# Show root using Banach Fixpoint

I'm required to show that: $$f(x) = e^x - 4x$$ has a root in $$(0,1)$$ using the Banach Fixpoint theorem.

The fact that $$f((0,1)) \neq (0,1)$$ confuses me. How do I proceed without knowing that $$f$$ isn't a map of a set onto itself?

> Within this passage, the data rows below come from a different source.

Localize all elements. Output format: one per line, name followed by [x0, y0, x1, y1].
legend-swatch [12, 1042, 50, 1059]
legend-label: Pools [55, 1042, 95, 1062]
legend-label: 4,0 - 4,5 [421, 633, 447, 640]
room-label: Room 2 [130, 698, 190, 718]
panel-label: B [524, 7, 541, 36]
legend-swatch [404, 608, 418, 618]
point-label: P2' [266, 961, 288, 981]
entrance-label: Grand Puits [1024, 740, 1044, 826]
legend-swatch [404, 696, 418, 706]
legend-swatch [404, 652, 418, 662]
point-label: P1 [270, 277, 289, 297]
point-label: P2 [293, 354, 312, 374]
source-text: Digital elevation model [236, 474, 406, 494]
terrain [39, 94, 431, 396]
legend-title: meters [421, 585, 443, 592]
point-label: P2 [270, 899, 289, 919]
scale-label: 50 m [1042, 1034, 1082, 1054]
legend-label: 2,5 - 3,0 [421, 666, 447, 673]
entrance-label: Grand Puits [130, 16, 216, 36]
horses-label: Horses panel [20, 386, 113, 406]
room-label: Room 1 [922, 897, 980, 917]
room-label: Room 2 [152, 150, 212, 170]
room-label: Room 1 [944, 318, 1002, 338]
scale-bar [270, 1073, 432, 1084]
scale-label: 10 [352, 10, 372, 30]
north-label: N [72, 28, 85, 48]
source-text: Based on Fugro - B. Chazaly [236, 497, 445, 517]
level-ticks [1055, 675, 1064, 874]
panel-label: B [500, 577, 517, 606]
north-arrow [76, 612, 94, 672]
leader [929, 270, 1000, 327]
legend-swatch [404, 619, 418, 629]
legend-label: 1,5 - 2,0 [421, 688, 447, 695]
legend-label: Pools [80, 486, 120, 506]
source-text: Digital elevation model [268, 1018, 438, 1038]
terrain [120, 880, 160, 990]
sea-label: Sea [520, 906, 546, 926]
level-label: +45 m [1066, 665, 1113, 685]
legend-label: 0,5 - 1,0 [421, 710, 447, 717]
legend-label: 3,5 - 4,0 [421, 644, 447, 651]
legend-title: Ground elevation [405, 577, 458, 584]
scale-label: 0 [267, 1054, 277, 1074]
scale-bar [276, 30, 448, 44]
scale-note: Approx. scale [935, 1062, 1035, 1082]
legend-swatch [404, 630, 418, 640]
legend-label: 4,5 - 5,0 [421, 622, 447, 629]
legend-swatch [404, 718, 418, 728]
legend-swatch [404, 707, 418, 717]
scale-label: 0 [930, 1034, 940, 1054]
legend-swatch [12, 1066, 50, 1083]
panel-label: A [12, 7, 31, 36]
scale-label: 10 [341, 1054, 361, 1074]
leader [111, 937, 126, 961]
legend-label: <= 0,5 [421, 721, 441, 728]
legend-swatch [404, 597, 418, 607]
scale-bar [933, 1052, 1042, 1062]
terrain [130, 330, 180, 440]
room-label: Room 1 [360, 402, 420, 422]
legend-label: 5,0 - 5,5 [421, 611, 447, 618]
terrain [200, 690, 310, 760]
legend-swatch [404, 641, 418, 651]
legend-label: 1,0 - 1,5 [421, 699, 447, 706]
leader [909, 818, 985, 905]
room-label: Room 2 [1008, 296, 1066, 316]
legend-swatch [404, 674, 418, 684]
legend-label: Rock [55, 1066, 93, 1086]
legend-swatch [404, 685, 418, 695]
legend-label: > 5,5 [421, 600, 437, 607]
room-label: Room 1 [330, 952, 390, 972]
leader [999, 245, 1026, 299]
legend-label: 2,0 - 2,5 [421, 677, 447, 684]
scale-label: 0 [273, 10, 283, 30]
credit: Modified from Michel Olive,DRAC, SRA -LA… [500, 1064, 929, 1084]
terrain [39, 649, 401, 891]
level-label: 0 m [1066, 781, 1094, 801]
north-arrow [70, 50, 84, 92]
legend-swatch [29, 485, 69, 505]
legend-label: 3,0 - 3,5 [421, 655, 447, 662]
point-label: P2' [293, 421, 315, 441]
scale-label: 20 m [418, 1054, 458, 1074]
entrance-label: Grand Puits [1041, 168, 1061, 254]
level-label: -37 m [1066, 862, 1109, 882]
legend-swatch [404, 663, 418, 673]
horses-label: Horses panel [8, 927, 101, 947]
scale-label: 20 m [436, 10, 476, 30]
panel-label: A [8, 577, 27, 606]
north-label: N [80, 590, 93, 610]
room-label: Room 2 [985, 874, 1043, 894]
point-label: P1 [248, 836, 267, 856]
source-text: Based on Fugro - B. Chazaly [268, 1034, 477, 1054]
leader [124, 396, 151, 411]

• You may try some curve sketching and find a domain so that $f(D) \subseteq D$. – GNUSupporter 8964民主女神 地下教會 Feb 12 at 15:58
• @GNUSupporter8964民主女神地下教會 How would I go about finding such a domain $D$? – user7802048 Feb 12 at 16:11
• Sorry. I think my previous comment isn't correct. Perhaps we need to divide $f$ by a certain constant, so that $f$ is a contraction. – GNUSupporter 8964民主女神 地下教會 Feb 12 at 16:17

## 1 Answer

You have to reformulate the requirement $$f(x^\star) = e^{x^\star} -4x^\star = 0$$ for a root such that the root $$x^\star$$ is a fixpoint of a function $$g(x)$$, that is $$g(x^\star) = x^\star$$. This is the case for $$g(x) = f(x)/4 +x = e^x/4$$.

Now you have to show that $$g(0,1) \subset (0,1)$$ and $$|g'(x)|<1$$ on $$x \in (0,1)$$. Then, there is a fixpoint in $$(0,1).$$